Published online by Cambridge University Press: 07 May 2022
Geopolitical knowledge was essential to those planning shipboard uprisings. Niklas Frykman et al. have emphasized that seizing control of a vessel ‘was, after all, only the first step in a successful mutiny; after that, the ship had to be taken to a spot where the mutineers could sell it or at least get ashore safely’. History's most successful mutineers have been able to exploit relations between states in order to escape capture by owners, admiralties and governments. Cases such as the Hermione in 1797, the Amistad in 1839 and the Potemkin in 1905 demonstrate the need for mutineers to find governments that are both willing and able to protect them.
Less successful mutineers often have fallen victim to unfavourable political and diplomatic circumstances. This famously occurred in 1970 after the Columbia Eagle was hijacked by American sailors Clyde McKay and Alvin Glatkowski in protest against the Vietnam War. The pair took the vessel to Cambodia, where it gained temporary asylum with the neutralist government of Norodom Sihanouk. Within days, however, a coup brought Lon Nol's pro-American faction to power. McKay managed to escape but Glatkowski was extradited to the USA, where he faced trial and imprisonment.

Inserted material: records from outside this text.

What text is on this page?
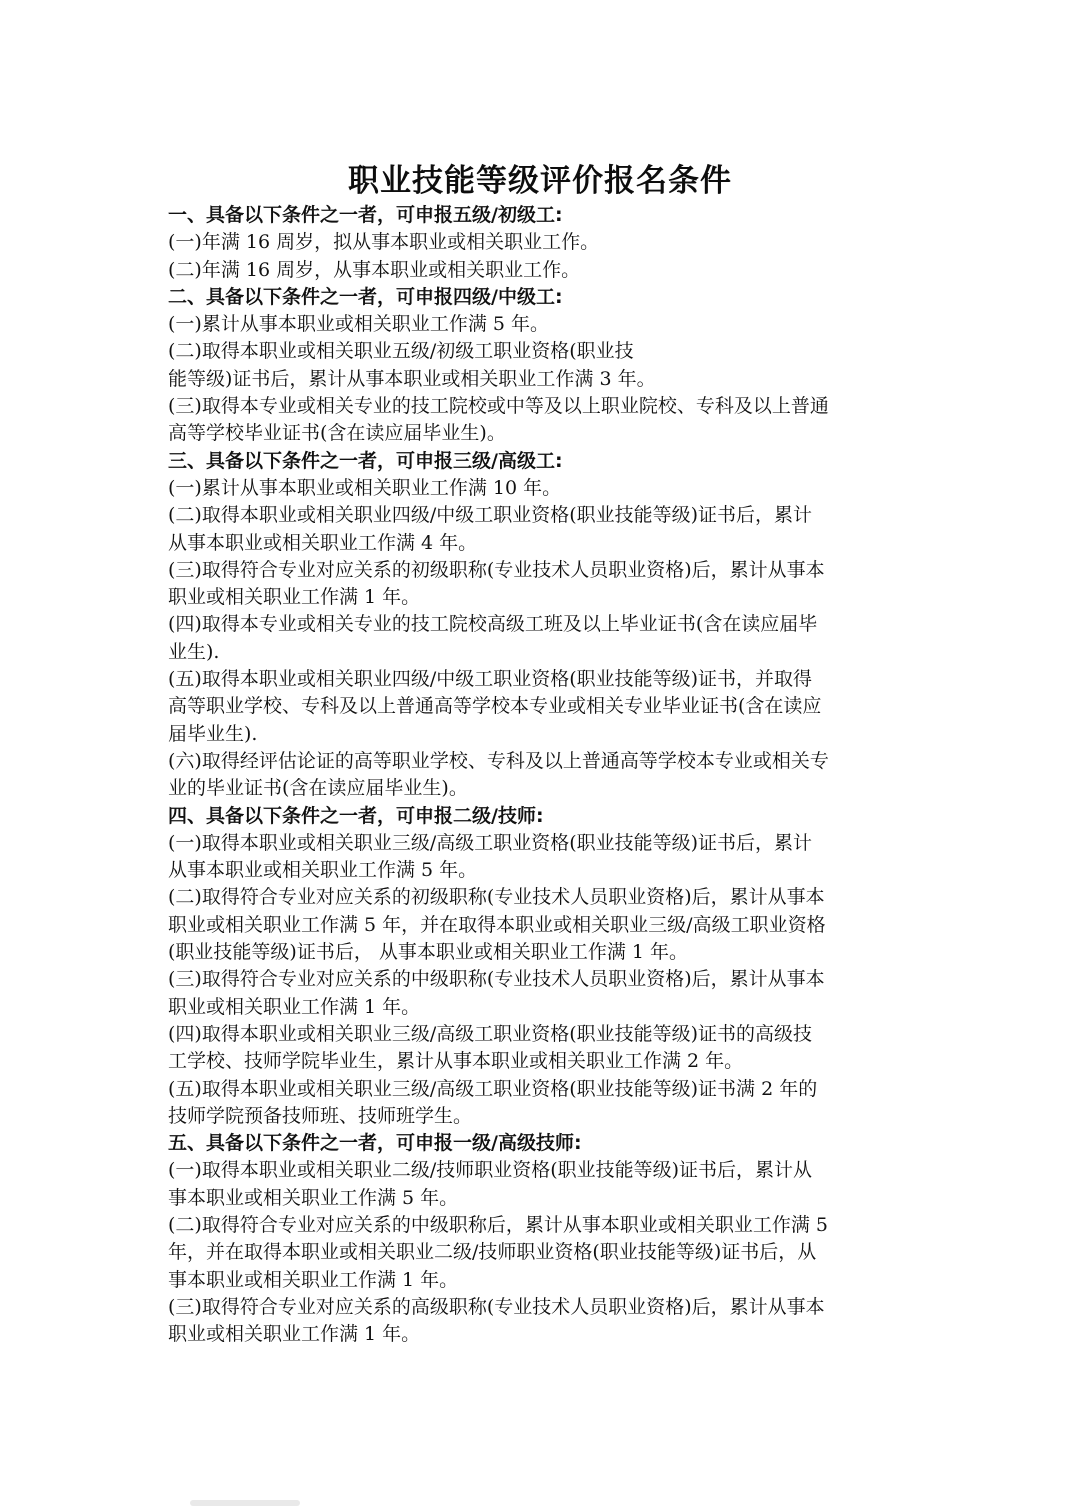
职业技能等级评价报名条件
一、具备以下条件之一者，可申报五级/初级工:
(一)年满 16 周岁，拟从事本职业或相关职业工作。
(二)年满 16 周岁，从事本职业或相关职业工作。
二、具备以下条件之一者，可申报四级/中级工:
(一)累计从事本职业或相关职业工作满 5 年。
(二)取得本职业或相关职业五级/初级工职业资格(职业技
能等级)证书后，累计从事本职业或相关职业工作满 3 年。
(三)取得本专业或相关专业的技工院校或中等及以上职业院校、专科及以上普通
高等学校毕业证书(含在读应届毕业生)。
三、具备以下条件之一者，可申报三级/高级工:
(一)累计从事本职业或相关职业工作满 10 年。
(二)取得本职业或相关职业四级/中级工职业资格(职业技能等级)证书后，累计
从事本职业或相关职业工作满 4 年。
(三)取得符合专业对应关系的初级职称(专业技术人员职业资格)后，累计从事本
职业或相关职业工作满 1 年。
(四)取得本专业或相关专业的技工院校高级工班及以上毕业证书(含在读应届毕
业生).
(五)取得本职业或相关职业四级/中级工职业资格(职业技能等级)证书，并取得
高等职业学校、专科及以上普通高等学校本专业或相关专业毕业证书(含在读应
届毕业生).
(六)取得经评估论证的高等职业学校、专科及以上普通高等学校本专业或相关专
业的毕业证书(含在读应届毕业生)。
四、具备以下条件之一者，可申报二级/技师:
(一)取得本职业或相关职业三级/高级工职业资格(职业技能等级)证书后，累计
从事本职业或相关职业工作满 5 年。
(二)取得符合专业对应关系的初级职称(专业技术人员职业资格)后，累计从事本
职业或相关职业工作满 5 年，并在取得本职业或相关职业三级/高级工职业资格
(职业技能等级)证书后， 从事本职业或相关职业工作满 1 年。
(三)取得符合专业对应关系的中级职称(专业技术人员职业资格)后，累计从事本
职业或相关职业工作满 1 年。
(四)取得本职业或相关职业三级/高级工职业资格(职业技能等级)证书的高级技
工学校、技师学院毕业生，累计从事本职业或相关职业工作满 2 年。
(五)取得本职业或相关职业三级/高级工职业资格(职业技能等级)证书满 2 年的
技师学院预备技师班、技师班学生。
五、具备以下条件之一者，可申报一级/高级技师:
(一)取得本职业或相关职业二级/技师职业资格(职业技能等级)证书后，累计从
事本职业或相关职业工作满 5 年。
(二)取得符合专业对应关系的中级职称后，累计从事本职业或相关职业工作满 5
年，并在取得本职业或相关职业二级/技师职业资格(职业技能等级)证书后，从
事本职业或相关职业工作满 1 年。
(三)取得符合专业对应关系的高级职称(专业技术人员职业资格)后，累计从事本
职业或相关职业工作满 1 年。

This chapter moves beyond the shipboard dimensions of mutiny to explore the strategic and diplomatic problems faced by lascars. These include the timing of mutiny, the search for refuge and attempts to escape recapture. The first section focuses on the strategic calculations made by lascars who contemplated seizing ships. It assesses the ability of crews to stage mutiny and the logic that informed their decision to do so. The second section follows the trajectories of mutineers who were able to maintain control of vessels and make landfall. It focuses on the complex and varied interaction between lascars and rulers from around the rim of the Indian Ocean. The third section covers attempts by the British to recover mutineers, ships and cargoes from foreign territory. These issues enable us to explore the wider repercussions of lascar mutiny and the geopolitical setting in which it took place.
Staging mutiny
Most shipboard takeovers, as we have seen, were preceded by some form of planning. The available source material provides some insight into the complex process by which mutinous suggestions became definite plans to take a vessel. Mutinous lascars would have congregated in a vessel's hold, forecastle or in secluded corners of the deck to formulate their plans.